Eight years have passed since California hip hop duo Blackalicious released an album.
For perspective: when they put out The Craft, their fourth full length, back in 2005, George W. Bush was still the American president, no one fretted over Instagram followers and flip phones were still a legitimate way to communicate.
In other words, a lot has happened. But for rapper Gift of Gab (a.k.a. Tim Parker) and DJ/producer Chief Xcel (Xavier Mosley) inspiration for their pioneering brand of conscious hip hop has remained the same.
"Our music has always been honest," Gab says over the phone days before heading to B.C. for a small string of concerts. "We've always talked about where we're at in life and how we see the world and how we would like to see the world. Just observation. People, places and things." He also reveals that at last the pair is heading into the studio to work on a new record, tentatively slated for a summer release. They've finished 20 songs, plan to work on another 20 then narrow it down to a 16-song tracklist. There are a few working titles, but Gab is remaining tight-lipped.
"We've still been working, just spreading out doing other things," he says, referring to his solo projects and Xcel's work as a producer. "We've always been Blackalicious. It's just taken (time) to come back to the foundation."
That foundation dates back to the late 80s when the pair first met in high school. Reuniting years later around 1992 in Davis, California, where Xcel was a student at the University of California they began to work on music. In 1994, they released their debut EP Melodica, which they re-released last summer — and made available digitally for the first time — to celebrate 20 years making music together.
"We just wanted to re-introduce some new fans to what we did 20 years ago," Gab says. "That was the beginning of the movement, so to speak... It's a blessing that we can still tour and put music out and people still come to our shows and we still have a strong fanbase and we're still passionate about it."
They've also continued to notice new, young faces in the crowds at shows throughout the years. "People come up to us and say, 'My big brother got me into you when I was eight," Gab says.
At the forefront of positive, alternative hip hop in the '90s, he adds that it's been both strange and fulfilling to see their influence on acts that have come since. "We were students of Public Enemy, A Tribe Called Quest, De La Soul," he says. "In that era we were students — we're students of it all even now — but in the era we came from, I think I've always wanted to be an MC who had something to say. That reflects who I am as a person. Not to say I'm a perfect person or soul because I don't think anybody is, but I think our music has always reflected that we see the world a certain way and we want to contribute."

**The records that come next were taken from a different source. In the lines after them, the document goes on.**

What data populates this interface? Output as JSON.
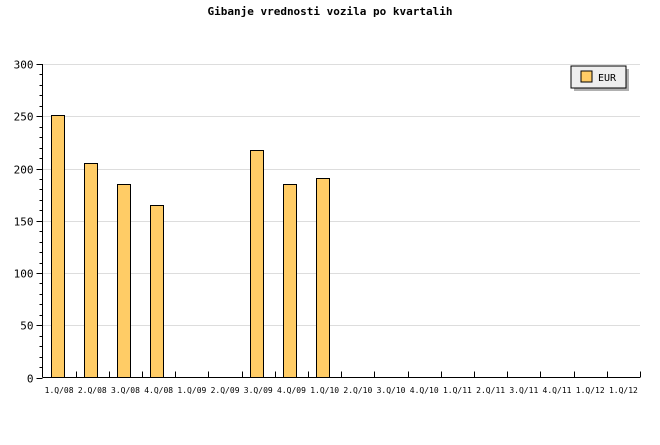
{
  "chart_data": {
    "type": "bar",
    "title": "Gibanje vrednosti vozila po kvartalih",
    "xlabel": "",
    "ylabel": "",
    "categories": [
      "1.Q/08",
      "2.Q/08",
      "3.Q/08",
      "4.Q/08",
      "1.Q/09",
      "2.Q/09",
      "3.Q/09",
      "4.Q/09",
      "1.Q/10",
      "2.Q/10",
      "3.Q/10",
      "4.Q/10",
      "1.Q/11",
      "2.Q/11",
      "3.Q/11",
      "4.Q/11",
      "1.Q/12",
      "1.Q/12"
    ],
    "series": [
      {
        "name": "EUR",
        "color": "#ffcc66",
        "values": [
          251,
          205,
          185,
          165,
          null,
          null,
          218,
          185,
          191,
          null,
          null,
          null,
          null,
          null,
          null,
          null,
          null,
          null
        ]
      }
    ],
    "ylim": [
      0,
      300
    ],
    "yticks": [
      0,
      50,
      100,
      150,
      200,
      250,
      300
    ],
    "grid": true,
    "legend": "top-right"
  }
}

His advice to newcomers in the industry after two decades of experience? "I would say believe in what you do," he adds. "Get around other people who have the same mind (frame) as you and work hard. If you're an artist, create. Don't say you're an artist, be an artist."
Although social media and interacting directly with fans has become a bigger part of releasing records since their last time around, the need to tour relentlessly has not changed. To that end, the pair will hit up a few select cities in B.C. — including Whistler — and California before hunkering down in an Oakland studio to work on the record. Look forward to a sample of new tracks at the gigs, Gab says.
"We say it at every show, 'New Blackalicious coming this summer,'" he says. "People are ready. I'm ready."
The pair have performed in Whistler before and left with some distinct memories. Gab elaborates: "What I remember about Whistler is great people, but very high altitude and a lot of snow."
Tickets for the Feb. 2 show at GLC are $15 in advance at clubzone.com/ciaconcerts or $20 at the door.